Dans une lettre datée du 4 août 2023 à Abuja (Nigéria), les Cardinaux, Archevêques et Evêques des Conférences Episcopales Réunies de l’Afrique de l’Ouest s’opposent à une intervention militaire au Niger, envisagée par la Communauté économique des États de l’Afrique de l’Ouest (CEDEAO), suite au coup d’État du 26 juillet 2023. Dans ce contexte de tension, ils invitent les acteurs majeurs à la retenue, à plus de responsabilité et au discernement dans la gestion de la situation socio-politique au Niger. «Chers frères et sœurs en humanité,
Nous, les Cardinaux, Archevêques et Évêques des Conférences Episcopales Réunies de l’Afrique de l’Ouest, après concertation, sommes profondément préoccupés par la tension sous régionale en lien avec la situation politique au Niger.
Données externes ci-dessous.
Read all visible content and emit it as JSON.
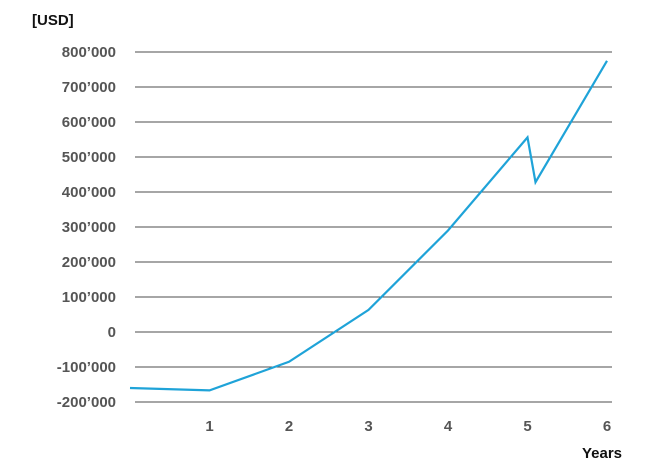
{
  "chart_data": {
    "type": "line",
    "title": "",
    "ylabel": "[USD]",
    "xlabel": "Years",
    "x": [
      0,
      1,
      2,
      3,
      4,
      5,
      5.1,
      6
    ],
    "series": [
      {
        "values": [
          -160000,
          -167000,
          -85000,
          63000,
          290000,
          556000,
          428000,
          775000
        ],
        "color": "#1fa3d8"
      }
    ],
    "xlim": [
      0,
      6
    ],
    "ylim": [
      -200000,
      800000
    ],
    "y_ticks": [
      {
        "value": 800000,
        "label": "800’000"
      },
      {
        "value": 700000,
        "label": "700’000"
      },
      {
        "value": 600000,
        "label": "600’000"
      },
      {
        "value": 500000,
        "label": "500’000"
      },
      {
        "value": 400000,
        "label": "400’000"
      },
      {
        "value": 300000,
        "label": "300’000"
      },
      {
        "value": 200000,
        "label": "200’000"
      },
      {
        "value": 100000,
        "label": "100’000"
      },
      {
        "value": 0,
        "label": "0"
      },
      {
        "value": -100000,
        "label": "-100’000"
      },
      {
        "value": -200000,
        "label": "-200’000"
      }
    ],
    "x_ticks": [
      {
        "value": 1,
        "label": "1"
      },
      {
        "value": 2,
        "label": "2"
      },
      {
        "value": 3,
        "label": "3"
      },
      {
        "value": 4,
        "label": "4"
      },
      {
        "value": 5,
        "label": "5"
      },
      {
        "value": 6,
        "label": "6"
      }
    ],
    "grid": true,
    "legend": "none"
  }
}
Face aux événements qui se déroulent actuellement dans notre sous-région, il est de notre devoir moral, spirituel et pastoral d’adresser cette lettre d’exhortation à tous les acteurs impliqués, de près ou de loin, dans la gestion de cette crise afin d’inviter chacun à faire preuve de retenue, de discernement et de responsabilité. Il y va de la vie de nos peuples de l’Afrique de l’Ouest», lit-on dans la missive du clergé.
Ces frères et sœurs en humanité qui gardent comme vision centrale «l’intégrité des populations», insistant sur le respect de la dignité humaine et un sens élevé de la redevabilité devant les hommes, l’histoire et Dieu le Créateur, réaffirment que «rien ne peut justifier la création ou la facilitation d’un environnement destructeur pour les populations. Aucun intérêt, projet individuel, national, régional, géopolitique ou confessionnel ne doit prévaloir sur la préservation de la vie, de la dignité humaine et de l’avenir des générations futures en Afrique de l’Ouest et au-delà».
C’est pourquoi, considérant que «la violence ne résout aucun problème», même pas celui qui est à l’origine de son déclenchement, ils réaffirment et insistent auprès de la CEDEAO et de l’Union Africaine, pour dire que «toute intervention militaire au Niger en ce moment, compliquerait plus la situation des populations du Niger, de la sous-région qu’elle ne leur apporterait des solutions.»
En atteste, relève le clergé, le terrorisme qui a déjà son bilan macabre de veuves, d’orphelins, de déplacés, d’affamés, de mutilés, etc. Le cas de la Libye aussi, demeure un exemple tragique des conséquences désastreuses sur la vie, la dignité et l’avenir des populations. «Nous ne pouvons pas rester silencieux face à de telles situations et devons tirer des leçons pour que de tels événements ne se reproduisent plus, en particulier avec le Niger comme épicentre potentiel d’une crise similaire», déclarent les chefs de l’Eglise de l’Afrique de l’Ouest clergé qui appellent les organismes régionaux et sous régionaux notamment la CEDEAO et l’Union Africaine (UA) «à faire preuve de responsabilité devant l’histoire et à revisiter leurs missions respectives, car, en cette période critique et délicate, il est essentiel que ces organisations jouent un rôle actif dans la recherche de solutions pacifiques et durables, en mettant en avant les intérêts de la population et le respect de leur dignité».
Le 26 juillet dernier, le président nigérien, Mohamed Bazoum, a été renversé par un coup d’État. Quatre jours après, le 30 juillet, la CEDEAO, dont le Niger est membre, a fixé un délai d’une semaine aux militaires putschistes pour rendre le pouvoir au président Bazoum, n’excluant pas une intervention armée, passé ce délai. Cet ultimatum ayant expiré dimanche dernier, à minuit, un sommet des chefs d’Etat de la CEDEAO est convoqué jeudi prochain.